After negotiations had failed, the French sent a reconnaissance team , which was immediately put down by an Albanian mercenary force . Running out of supplies, the French attacked in three meetings on July 6th . The first meeting ( Gian Giacomo Trivulzio ) consisted of 300 horsemen, 200 men of light infantry and 2,000 German mercenaries armed with spears, the second meeting (Charles VIII) of 600 horsemen and the majority of the (German) foot troops, the third meeting 400 horsemen and about 1,000 foot soldiers.
Francesco Gonzaga divided his powers into six lines. He wanted to attack the first and second French combat groups first and then surprise the enemy with the main body from behind.
A first cavalry attack on the foremost French lines had only moderate success because of the unfavorable terrain. On the French side, the rain neutralized the gunpowder and with it the artillery . Later on, the league gained the upper hand thanks to the use of the Venetian reserve , but the spontaneous plundering of the French entourage prevented complete success. After the stratiotes had satisfied themselves with the looting, they preferred not to take part in the now quite bloody battle.
After an hour of fighting, the French withdrew. They had lost 1,000 men, the Venetians and their allies over 2,000. In addition, the French lost all of their booty made during the Italian campaign.

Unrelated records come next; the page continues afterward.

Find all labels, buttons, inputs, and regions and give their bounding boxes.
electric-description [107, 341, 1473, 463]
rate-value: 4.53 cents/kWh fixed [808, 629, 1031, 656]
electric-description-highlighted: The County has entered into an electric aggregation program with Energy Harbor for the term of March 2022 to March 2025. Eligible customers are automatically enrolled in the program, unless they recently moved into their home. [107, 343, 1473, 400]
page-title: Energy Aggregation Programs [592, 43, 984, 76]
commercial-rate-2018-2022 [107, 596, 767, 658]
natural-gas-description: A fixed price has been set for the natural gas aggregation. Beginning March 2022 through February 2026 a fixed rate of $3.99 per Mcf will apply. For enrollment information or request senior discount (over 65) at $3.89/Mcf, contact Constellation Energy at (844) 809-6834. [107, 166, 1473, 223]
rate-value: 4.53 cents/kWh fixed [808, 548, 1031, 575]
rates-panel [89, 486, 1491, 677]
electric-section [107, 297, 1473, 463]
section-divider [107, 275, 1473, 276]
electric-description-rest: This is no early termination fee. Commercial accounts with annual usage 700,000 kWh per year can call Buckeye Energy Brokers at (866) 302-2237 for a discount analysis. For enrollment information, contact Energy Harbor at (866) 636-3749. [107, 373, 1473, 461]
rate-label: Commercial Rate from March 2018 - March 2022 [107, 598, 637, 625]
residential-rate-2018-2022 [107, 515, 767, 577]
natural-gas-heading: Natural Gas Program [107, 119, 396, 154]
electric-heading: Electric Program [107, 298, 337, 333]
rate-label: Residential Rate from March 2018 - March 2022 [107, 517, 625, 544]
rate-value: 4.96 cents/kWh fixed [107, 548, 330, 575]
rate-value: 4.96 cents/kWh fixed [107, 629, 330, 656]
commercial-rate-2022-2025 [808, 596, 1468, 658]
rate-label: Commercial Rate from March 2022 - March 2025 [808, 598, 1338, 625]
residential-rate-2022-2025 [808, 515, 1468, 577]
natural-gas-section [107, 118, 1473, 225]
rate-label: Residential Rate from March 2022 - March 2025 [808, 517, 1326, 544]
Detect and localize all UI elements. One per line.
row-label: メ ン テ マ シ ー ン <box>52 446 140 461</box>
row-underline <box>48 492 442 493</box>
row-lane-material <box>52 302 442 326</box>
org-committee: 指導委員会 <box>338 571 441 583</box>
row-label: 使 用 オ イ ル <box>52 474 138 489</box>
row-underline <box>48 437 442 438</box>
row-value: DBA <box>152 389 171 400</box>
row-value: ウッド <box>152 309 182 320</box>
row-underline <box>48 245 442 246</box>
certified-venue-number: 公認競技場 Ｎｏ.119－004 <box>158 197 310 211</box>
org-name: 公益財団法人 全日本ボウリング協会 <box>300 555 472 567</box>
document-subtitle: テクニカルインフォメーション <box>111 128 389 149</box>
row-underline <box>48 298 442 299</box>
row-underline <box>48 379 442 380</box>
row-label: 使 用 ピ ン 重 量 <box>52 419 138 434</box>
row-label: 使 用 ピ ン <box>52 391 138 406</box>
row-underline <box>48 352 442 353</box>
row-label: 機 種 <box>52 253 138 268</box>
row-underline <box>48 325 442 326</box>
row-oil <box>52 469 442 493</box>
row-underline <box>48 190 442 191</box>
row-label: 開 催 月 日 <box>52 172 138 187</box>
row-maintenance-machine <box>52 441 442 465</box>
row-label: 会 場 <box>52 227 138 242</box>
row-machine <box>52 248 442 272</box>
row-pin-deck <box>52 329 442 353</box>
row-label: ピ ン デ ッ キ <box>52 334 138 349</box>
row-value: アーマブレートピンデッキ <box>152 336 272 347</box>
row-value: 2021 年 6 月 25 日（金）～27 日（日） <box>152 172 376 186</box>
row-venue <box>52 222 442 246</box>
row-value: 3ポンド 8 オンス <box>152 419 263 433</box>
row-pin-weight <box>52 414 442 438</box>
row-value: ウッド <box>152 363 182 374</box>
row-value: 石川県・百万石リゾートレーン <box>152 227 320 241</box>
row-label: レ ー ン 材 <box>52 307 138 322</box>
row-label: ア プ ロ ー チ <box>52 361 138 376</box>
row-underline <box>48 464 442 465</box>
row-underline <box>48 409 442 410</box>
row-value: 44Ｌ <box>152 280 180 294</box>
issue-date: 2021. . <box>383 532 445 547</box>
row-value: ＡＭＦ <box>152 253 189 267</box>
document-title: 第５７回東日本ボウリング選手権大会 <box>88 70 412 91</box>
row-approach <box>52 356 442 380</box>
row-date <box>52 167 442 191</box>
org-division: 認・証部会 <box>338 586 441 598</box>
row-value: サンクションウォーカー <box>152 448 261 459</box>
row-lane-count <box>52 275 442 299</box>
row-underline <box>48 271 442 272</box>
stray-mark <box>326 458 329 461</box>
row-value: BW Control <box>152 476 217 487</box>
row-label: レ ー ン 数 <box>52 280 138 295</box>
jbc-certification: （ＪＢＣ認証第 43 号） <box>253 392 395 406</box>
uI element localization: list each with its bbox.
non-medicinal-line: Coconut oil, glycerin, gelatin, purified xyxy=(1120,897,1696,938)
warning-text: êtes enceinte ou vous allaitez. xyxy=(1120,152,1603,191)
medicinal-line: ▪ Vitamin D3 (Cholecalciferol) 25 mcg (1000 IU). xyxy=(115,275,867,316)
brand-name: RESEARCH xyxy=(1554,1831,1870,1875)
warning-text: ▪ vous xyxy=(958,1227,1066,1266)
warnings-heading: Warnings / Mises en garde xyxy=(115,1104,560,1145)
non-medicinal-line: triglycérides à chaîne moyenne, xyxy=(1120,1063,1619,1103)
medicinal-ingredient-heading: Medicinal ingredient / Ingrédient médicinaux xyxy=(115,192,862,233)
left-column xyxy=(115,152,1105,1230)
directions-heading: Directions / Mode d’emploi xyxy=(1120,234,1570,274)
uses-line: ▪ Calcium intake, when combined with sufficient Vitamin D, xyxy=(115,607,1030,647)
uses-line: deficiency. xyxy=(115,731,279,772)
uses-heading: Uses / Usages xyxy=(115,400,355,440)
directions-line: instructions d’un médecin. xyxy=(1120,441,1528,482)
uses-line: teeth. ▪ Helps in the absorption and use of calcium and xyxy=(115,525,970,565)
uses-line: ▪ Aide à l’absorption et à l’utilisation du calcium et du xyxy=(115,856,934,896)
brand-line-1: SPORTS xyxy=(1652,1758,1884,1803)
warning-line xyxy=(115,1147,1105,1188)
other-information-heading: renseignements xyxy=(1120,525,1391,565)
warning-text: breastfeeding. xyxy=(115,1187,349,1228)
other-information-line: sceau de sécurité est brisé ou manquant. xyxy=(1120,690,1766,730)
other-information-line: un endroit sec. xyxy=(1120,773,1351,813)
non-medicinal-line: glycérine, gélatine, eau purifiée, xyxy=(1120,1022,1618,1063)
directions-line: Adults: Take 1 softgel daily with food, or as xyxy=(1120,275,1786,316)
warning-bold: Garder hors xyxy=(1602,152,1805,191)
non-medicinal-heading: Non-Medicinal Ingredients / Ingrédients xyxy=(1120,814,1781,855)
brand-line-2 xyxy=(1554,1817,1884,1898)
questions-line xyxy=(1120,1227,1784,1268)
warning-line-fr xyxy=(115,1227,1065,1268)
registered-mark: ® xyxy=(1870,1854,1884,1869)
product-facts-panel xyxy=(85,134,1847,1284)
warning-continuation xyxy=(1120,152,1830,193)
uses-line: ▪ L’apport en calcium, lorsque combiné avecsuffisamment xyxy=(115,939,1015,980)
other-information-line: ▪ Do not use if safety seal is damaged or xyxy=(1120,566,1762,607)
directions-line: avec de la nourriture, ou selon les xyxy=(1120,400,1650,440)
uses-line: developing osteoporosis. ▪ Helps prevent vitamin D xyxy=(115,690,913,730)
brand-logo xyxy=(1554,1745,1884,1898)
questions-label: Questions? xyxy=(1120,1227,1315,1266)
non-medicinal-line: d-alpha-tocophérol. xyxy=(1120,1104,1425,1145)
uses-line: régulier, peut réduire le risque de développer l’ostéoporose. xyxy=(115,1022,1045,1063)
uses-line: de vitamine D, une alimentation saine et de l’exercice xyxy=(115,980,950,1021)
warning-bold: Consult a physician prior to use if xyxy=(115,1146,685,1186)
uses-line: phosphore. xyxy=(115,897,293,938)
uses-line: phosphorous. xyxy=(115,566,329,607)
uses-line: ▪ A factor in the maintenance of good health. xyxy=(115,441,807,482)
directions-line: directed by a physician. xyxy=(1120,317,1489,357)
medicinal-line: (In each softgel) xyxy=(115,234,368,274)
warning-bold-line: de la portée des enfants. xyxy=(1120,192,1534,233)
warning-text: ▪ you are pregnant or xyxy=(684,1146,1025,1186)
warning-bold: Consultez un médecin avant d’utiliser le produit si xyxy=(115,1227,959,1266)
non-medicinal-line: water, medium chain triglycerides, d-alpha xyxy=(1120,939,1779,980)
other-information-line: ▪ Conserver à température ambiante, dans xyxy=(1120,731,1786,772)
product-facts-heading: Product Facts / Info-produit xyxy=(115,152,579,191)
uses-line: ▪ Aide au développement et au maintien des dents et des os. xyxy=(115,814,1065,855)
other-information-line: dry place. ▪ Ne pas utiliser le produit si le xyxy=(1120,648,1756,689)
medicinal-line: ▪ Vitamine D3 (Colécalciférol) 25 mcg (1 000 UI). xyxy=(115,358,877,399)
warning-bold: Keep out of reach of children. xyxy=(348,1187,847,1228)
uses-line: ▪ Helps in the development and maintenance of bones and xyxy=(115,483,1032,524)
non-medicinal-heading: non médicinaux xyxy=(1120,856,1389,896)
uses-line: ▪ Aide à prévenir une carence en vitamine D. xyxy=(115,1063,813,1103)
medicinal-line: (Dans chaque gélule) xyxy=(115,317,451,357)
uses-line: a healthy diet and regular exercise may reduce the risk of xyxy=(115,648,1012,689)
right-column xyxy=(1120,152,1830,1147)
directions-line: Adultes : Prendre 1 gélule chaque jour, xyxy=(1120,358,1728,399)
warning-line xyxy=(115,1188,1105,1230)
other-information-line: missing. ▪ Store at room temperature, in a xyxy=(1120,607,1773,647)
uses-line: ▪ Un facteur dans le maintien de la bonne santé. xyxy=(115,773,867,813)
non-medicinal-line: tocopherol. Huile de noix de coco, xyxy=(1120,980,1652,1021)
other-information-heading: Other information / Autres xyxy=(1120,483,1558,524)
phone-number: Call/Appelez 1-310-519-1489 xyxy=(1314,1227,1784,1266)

Since the remaining Venetians after the battle because of their undisciplined Stratioten not nachstoßen and thus were able to reach a decision, succeeded remaining troops of Charles VIII. A happy retreat over the Alps. Charles VIII had achieved nothing on his Italian campaign. After he died a year and a half later, his successor Ludwig XII tried his hand at it . again in Italy and had a little more success. For Italy, this French campaign to Fornovo initially apparently had no further consequences. But both Italy and Europe had become aware that gleaming Renaissance Italy was politically weak and easy prey for the rising European powers. With the Italian wars, almost all Italian states lost their independence in the first half of the 16th century at the height of their economic and artistic development. Until the Risorgimento, Italy became the pawn of the great European powers.
- Wilhelm Havemann : History of the Italo-French Wars from 1494 to 1515 . Hahn, Hanover 1833, Vol. 1, pp. 119–129.
- Alessandro Benedetti: Diaria de Bello Carolino. Venice 1496.